L’Italie « pionnière »
Le sort d’Agnès Buzyn renvoie aussi au parcours auquel ont été soumis, dès le printemps 2020, plusieurs hauts responsables en Italie. Premier pays européen à avoir été frappé par la violence épidémique, la Péninsule a aussi été la première nation à ouvrir la voie à un rigoureux examen judiciaire des stratégies sanitaires mises en place par les autorités pour combattre la Covid. Les principaux dirigeants qui ont été visés par les magistrats chargés des enquêtes sont l’ancien président du Conseil, Giuseppe Conte, des ministres de son gouvernement, dont le ministre de la Santé, Roberto Speranza, encore en fonction, mais aussi des représentants régionaux de la Lombardie, territoire cruellement touché par la première vague de contaminations.
Omissions, erreurs, sous-estimations du risque mais aussi un prétendu « excès de zèle » ayant amené, selon certaines plaintes, à d’excessives restrictions sur le plan national: le travail des enquêteurs s’est avéré titanesque et le processus judiciaire sera certainement long et complexe. Le 8 juillet dernier a ainsi eu lieu, à Rome, la première audience du procès civil intenté contre les autorités par des centaines de familles de victimes de la région de Lombardie. Un réquisitoire de 2 099 pages, comprenant enquêtes judiciaires et journalistiques, documents officiels, histoires personnelles, chiffres et analyses ponctuelles des faits, a été préparé. Parallèlement au travail mené sur le plan pénal par le parquet de la ville de Bergame, qui enquête sur les raisons de l’hécatombe qui a frappé la province, dans la capitale se joue la question des réparations financières réclamées par les proches des victimes. Les autorités sont accusées d’avoir tardé à fermer l’hôpital d’Alzano, l’un des premiers foyers épidémiques nationaux, laissé le virus se propager, mais aussi d’avoir fondé leurs stratégies sur un plan pandémique national qui n’était apparemment pas mis à jour depuis 2006.
Vaccination mise en cause
« Nous assumons toute la responsabilité des décisions que nous avons prises dans l’urgence, alors que nous étions dépourvus de lignes directrices et de plan d’action », a déclaré Giuseppe Conte. Son exécutif a été accusé d’avoir été incapable d’anticiper la crise mais aussi d’avoir commis des erreurs fatales dans la tentative de maîtriser la propagation du virus. « Ils n’ont pas isolé la Lombardie quand il était impératif de le faire et ils ont paralysé les activités économiques dans le reste du pays lorsque ce n’était pas nécessaire », a souvent répété Matteo Salvini, leader de la Ligue, dans l’opposition.

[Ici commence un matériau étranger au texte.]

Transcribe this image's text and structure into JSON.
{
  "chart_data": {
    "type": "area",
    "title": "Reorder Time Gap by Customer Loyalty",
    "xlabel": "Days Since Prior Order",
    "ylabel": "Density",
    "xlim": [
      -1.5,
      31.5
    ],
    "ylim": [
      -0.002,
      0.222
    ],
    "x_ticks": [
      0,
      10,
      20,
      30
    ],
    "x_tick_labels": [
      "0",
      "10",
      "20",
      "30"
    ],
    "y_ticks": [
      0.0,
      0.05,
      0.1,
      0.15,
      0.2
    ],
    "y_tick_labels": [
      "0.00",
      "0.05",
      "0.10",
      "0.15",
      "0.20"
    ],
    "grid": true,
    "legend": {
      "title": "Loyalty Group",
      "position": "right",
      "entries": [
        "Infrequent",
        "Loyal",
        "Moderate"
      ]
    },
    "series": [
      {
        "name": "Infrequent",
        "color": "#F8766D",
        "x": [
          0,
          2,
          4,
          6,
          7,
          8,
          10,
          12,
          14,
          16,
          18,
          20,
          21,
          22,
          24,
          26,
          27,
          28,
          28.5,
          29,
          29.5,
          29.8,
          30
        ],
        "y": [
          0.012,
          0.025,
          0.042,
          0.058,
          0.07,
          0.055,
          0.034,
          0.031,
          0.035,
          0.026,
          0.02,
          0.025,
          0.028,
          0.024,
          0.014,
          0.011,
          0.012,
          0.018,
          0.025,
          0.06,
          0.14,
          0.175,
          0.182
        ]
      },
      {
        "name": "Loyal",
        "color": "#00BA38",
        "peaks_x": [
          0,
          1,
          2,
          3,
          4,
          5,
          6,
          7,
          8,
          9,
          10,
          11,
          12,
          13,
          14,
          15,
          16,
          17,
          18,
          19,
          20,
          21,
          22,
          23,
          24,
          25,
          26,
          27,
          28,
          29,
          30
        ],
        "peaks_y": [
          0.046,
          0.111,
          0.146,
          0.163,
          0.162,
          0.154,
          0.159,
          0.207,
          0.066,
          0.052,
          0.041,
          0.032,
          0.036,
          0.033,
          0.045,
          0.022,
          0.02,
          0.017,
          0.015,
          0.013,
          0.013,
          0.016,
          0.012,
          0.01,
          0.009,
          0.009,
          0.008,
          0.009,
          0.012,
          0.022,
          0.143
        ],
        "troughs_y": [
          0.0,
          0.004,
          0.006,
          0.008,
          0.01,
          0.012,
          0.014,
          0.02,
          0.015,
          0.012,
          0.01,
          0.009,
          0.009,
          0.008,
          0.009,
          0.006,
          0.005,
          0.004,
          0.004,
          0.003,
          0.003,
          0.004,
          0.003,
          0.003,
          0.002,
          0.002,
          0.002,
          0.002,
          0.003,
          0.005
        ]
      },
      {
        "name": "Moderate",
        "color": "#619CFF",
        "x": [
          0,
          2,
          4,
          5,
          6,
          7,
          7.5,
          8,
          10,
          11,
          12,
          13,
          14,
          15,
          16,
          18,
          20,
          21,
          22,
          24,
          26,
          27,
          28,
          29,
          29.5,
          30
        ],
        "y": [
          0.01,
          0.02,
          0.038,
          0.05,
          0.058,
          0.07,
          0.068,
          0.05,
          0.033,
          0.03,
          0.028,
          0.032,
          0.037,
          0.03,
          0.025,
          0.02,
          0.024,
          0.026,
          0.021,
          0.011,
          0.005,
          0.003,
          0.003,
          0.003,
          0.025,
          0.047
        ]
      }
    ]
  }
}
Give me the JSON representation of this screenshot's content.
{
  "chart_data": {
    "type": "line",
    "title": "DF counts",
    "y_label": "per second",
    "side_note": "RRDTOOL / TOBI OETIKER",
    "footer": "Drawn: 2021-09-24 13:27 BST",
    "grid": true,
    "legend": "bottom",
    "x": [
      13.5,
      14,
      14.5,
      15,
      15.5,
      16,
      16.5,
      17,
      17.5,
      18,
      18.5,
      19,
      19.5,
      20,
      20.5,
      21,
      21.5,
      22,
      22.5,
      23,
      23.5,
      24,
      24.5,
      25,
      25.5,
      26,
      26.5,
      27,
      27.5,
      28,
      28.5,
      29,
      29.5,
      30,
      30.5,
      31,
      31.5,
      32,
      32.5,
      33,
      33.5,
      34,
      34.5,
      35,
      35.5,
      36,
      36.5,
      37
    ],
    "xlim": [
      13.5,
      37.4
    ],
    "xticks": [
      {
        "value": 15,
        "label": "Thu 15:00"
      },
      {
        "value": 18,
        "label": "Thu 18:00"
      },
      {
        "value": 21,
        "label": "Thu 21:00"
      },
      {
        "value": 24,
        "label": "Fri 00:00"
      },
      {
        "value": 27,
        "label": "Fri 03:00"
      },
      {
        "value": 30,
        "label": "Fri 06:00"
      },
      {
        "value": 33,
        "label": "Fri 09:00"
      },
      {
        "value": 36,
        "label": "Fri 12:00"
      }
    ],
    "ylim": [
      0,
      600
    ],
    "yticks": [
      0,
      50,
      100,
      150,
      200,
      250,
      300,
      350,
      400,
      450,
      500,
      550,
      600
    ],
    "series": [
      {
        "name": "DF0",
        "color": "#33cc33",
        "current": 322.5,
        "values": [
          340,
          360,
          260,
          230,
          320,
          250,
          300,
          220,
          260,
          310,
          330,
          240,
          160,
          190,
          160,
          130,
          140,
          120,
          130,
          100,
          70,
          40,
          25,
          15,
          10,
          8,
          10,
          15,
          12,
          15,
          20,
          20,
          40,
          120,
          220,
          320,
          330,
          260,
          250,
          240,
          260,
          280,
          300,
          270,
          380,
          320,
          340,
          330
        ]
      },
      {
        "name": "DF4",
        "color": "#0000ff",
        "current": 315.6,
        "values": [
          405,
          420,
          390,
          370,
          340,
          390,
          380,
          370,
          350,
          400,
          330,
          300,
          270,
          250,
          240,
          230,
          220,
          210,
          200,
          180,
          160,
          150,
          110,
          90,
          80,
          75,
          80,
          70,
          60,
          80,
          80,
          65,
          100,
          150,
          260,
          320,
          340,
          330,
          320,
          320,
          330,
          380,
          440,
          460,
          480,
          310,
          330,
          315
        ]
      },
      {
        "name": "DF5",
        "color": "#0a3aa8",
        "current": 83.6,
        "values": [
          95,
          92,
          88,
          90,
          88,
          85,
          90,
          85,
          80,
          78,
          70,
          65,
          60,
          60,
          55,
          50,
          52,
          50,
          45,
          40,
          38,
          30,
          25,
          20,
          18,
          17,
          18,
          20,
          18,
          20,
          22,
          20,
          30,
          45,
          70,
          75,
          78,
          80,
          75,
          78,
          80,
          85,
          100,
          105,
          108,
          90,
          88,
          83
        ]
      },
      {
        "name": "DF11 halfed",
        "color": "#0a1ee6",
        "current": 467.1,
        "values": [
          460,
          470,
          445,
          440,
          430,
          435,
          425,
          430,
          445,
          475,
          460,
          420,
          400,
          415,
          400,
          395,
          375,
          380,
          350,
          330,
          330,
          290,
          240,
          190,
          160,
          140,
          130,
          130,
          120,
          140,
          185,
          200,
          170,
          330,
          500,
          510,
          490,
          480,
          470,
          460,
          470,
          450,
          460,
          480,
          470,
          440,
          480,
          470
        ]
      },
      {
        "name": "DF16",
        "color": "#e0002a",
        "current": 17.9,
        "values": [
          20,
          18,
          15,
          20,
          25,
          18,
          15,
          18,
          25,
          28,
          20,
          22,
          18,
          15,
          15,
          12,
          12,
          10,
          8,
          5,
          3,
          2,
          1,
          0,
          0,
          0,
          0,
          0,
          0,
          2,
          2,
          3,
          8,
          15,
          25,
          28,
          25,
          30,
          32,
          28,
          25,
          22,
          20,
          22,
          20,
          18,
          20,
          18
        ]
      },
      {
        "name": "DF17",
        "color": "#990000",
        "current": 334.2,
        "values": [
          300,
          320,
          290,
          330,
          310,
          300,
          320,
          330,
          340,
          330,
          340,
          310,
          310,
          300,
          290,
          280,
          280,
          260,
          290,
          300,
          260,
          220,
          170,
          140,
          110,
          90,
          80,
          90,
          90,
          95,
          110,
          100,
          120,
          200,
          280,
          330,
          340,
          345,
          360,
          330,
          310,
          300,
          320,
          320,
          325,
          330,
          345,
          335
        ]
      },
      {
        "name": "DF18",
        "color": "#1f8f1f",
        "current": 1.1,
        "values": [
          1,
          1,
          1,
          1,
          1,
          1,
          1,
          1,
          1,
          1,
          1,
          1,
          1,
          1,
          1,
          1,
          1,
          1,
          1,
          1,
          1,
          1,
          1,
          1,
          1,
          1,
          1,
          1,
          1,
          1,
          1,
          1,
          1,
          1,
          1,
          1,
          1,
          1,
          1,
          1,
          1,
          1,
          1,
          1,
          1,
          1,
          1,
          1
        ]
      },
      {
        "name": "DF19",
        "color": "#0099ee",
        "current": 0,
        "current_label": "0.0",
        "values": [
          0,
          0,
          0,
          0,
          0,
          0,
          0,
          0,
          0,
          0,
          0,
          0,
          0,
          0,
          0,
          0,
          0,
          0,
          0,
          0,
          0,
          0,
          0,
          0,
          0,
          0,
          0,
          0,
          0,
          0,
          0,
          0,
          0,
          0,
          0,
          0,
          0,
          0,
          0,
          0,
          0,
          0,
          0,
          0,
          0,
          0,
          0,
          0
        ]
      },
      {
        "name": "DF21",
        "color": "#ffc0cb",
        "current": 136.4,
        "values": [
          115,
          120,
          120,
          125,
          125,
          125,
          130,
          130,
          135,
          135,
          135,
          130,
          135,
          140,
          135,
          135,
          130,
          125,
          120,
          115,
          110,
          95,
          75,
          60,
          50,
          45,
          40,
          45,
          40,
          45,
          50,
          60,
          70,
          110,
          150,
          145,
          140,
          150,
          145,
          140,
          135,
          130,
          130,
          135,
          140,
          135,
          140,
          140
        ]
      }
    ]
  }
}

Cette douloureuse page judiciaire en cours n’est pourtant pas la seule héritée de la pandémie. La saison des procédures légales à la suite des décès liés à la campagne vaccinale risque de commencer bientôt. Certains parquets du pays, à commencer par celui de la ville de Gênes, s’organisent. Les magistrats attendent les rapports médicaux sur des morts suspectes ayant suivi la vaccination et des mises en examen ne sont désormais pas exclues.